Du moins l'humeur de son dernier film, Silence… on tourne. Dans une série d'œuvres graves (L'Emigré, Le Destin ou L'Autre), Chahine avait abordé, ces dernières années, l'intégrisme, le terrorisme et les conséquences de la mondialisation. Et voilà que l'année qui restera comme celle du 11 septembre, il filme une comédie débridée comme il n'en a plus osé depuis plus d'une décennie. La coïncidence l'a bien sûr perturbé, mais elle a surtout confirmé son goût du désordre, ainsi qu'il le confiait volontiers à la sortie du film en France: «Je suis pagaille. Je vais vous donner un exemple. Lorsque je pense aux événements du 11 septembre, c'est une déchirure terrible pour moi, je suis anéanti et, la minute suivante, je peux écouter un disque d'Aznavour et me mettre à chanter «La Mamma». L'essentiel à mon âge, ce n'est plus d'essayer d'être un type bien. C'est d'exprimer au plus près ma propre vérité.»
Laquelle est-elle, cette vérité du nouveau millénaire chez l'Egyptien Chahine? Elle est badine. Comme son film. Et comme son héroïne Malak, incarnée par la chanteuse tunisienne Latifa, véritable star au Moyen-Orient qui joue ici la comédie pour la première fois. Elle joue donc Malak, une cantatrice et actrice à succès, fille spirituelle d'Oum Khalsoum, mais qui regrette de voir son mari s'éloigner. Seule au faîte de la gloire, elle cherche quelqu'un qui l'aimerait pour elle-même.
Cheveux teints et raie au milieu, Lamei (Ahmed Wafik), jeune arriviste qui vit chez ses parents, a repéré la faille de Malak. Il vient de séduire une princesse, et la chanteuse lui semble être la parfaite proie suivante. De fait, Malak craque après deux œillades du bellâtre, qui se fait passer pour docteur alors qu'il n'est que menteur. Malgré la méfiance de ses conseillers, elle l'emmène partout. Sur les plateaux de cinéma et sur les scènes où elle le fait jouer et chanter. Seul un retournement de situation jubilatoire vient interrompre l'ascension du grossier manant: un scénariste ami de Malak imagine une machination qui devrait faire apparaître la vérité. La mise en scène, l'imagination, la fiction et un happy end en chanson au service de la vie et de la lucidité.
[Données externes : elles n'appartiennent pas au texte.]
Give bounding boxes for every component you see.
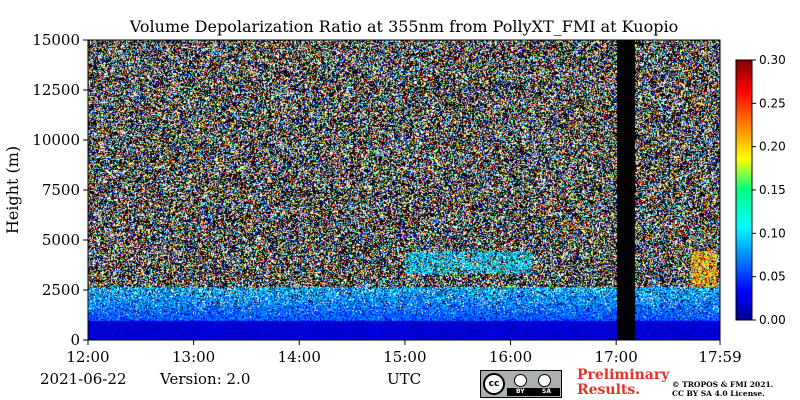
colorbar-tick-label: 0.00: [759, 313, 786, 327]
y-tick-label: 10000: [32, 131, 80, 149]
colorbar-tick-label: 0.15: [759, 183, 786, 197]
colorbar-tick-label: 0.10: [759, 226, 786, 240]
x-axis: 12:00 13:00 14:00 15:00 16:00 17:00 17:59: [66, 340, 742, 366]
copyright-line1: © TROPOS & FMI 2021.: [672, 380, 774, 389]
y-axis-label: Height (m): [3, 146, 22, 234]
copyright-line2: CC BY SA 4.0 License.: [672, 389, 765, 398]
x-axis-label: UTC: [387, 370, 422, 388]
x-tick-label: 12:00: [66, 348, 109, 366]
preliminary-notice: Preliminary Results.: [577, 368, 669, 398]
cc-bar: BY SA: [507, 388, 560, 396]
colorbar-tick-label: 0.20: [759, 140, 786, 154]
y-tick-label: 0: [70, 331, 80, 349]
x-tick-label: 14:00: [278, 348, 321, 366]
x-tick-label: 15:00: [383, 348, 426, 366]
preliminary-line2: Results.: [577, 382, 641, 398]
y-tick-label: 15000: [32, 31, 80, 49]
copyright-notice: © TROPOS & FMI 2021. CC BY SA 4.0 Licens…: [672, 380, 773, 398]
chart-title: Volume Depolarization Ratio at 355nm fro…: [129, 17, 678, 36]
person-icon: [514, 374, 527, 387]
x-tick-label: 17:59: [698, 348, 741, 366]
colorbar-tick-label: 0.30: [759, 53, 786, 67]
cc-sa-label: SA: [542, 388, 551, 395]
version-label: Version: 2.0: [160, 370, 251, 388]
colorbar-tick-label: 0.25: [759, 96, 786, 110]
y-tick-label: 7500: [42, 181, 80, 199]
cc-icon: cc: [483, 373, 505, 395]
colorbar: [735, 59, 753, 321]
heatmap-area: [88, 40, 720, 340]
date-label: 2021-06-22: [40, 370, 127, 388]
cc-license-badge: cc BY SA: [480, 370, 562, 398]
y-tick-label: 5000: [42, 231, 80, 249]
share-alike-icon: [538, 374, 551, 387]
x-tick-label: 16:00: [489, 348, 532, 366]
y-tick-label: 2500: [42, 281, 80, 299]
colorbar-ticks: 0.00 0.05 0.10 0.15 0.20 0.25 0.30: [752, 53, 786, 327]
heatmap-image: [88, 40, 720, 340]
x-tick-label: 17:00: [595, 348, 638, 366]
y-axis: 0 2500 5000 7500 10000 12500 15000: [32, 31, 88, 349]
colorbar-tick-label: 0.05: [759, 270, 786, 284]
cc-by-label: BY: [516, 388, 525, 395]
preliminary-line1: Preliminary: [577, 367, 670, 383]
y-tick-label: 12500: [32, 81, 80, 99]
x-tick-label: 13:00: [172, 348, 215, 366]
Chahine alterne donc les rythmes et les enjeux. Si bien que, à y regarder de plus près, Silence… on tourne n'est pas uniquement le badinage simplissime et coloré qu'il semble être. «J'ai décidé de réaliser Silence… on tourne, dit Youssef Chahine, pour représenter le héros masculin qui est pour moi malheureusement très représentatif d'une nouvelle génération d'hommes en Orient. Le système merdique dans lequel nous vivons, qui ne cherche qu'à enrichir les riches et à étouffer les classes moyennes, a fini par créer un type d'être humain très répandu aujourd'hui, l'arriviste. Cette attitude est évidemment encouragée par des modèles qui entretiennent la corruption à tous les niveaux.»
Silence… on tourne, de Youssef Chahine (France, Egypte, 2001), avec Latifa, Ahmed Bédeir, Ahmed Wafik.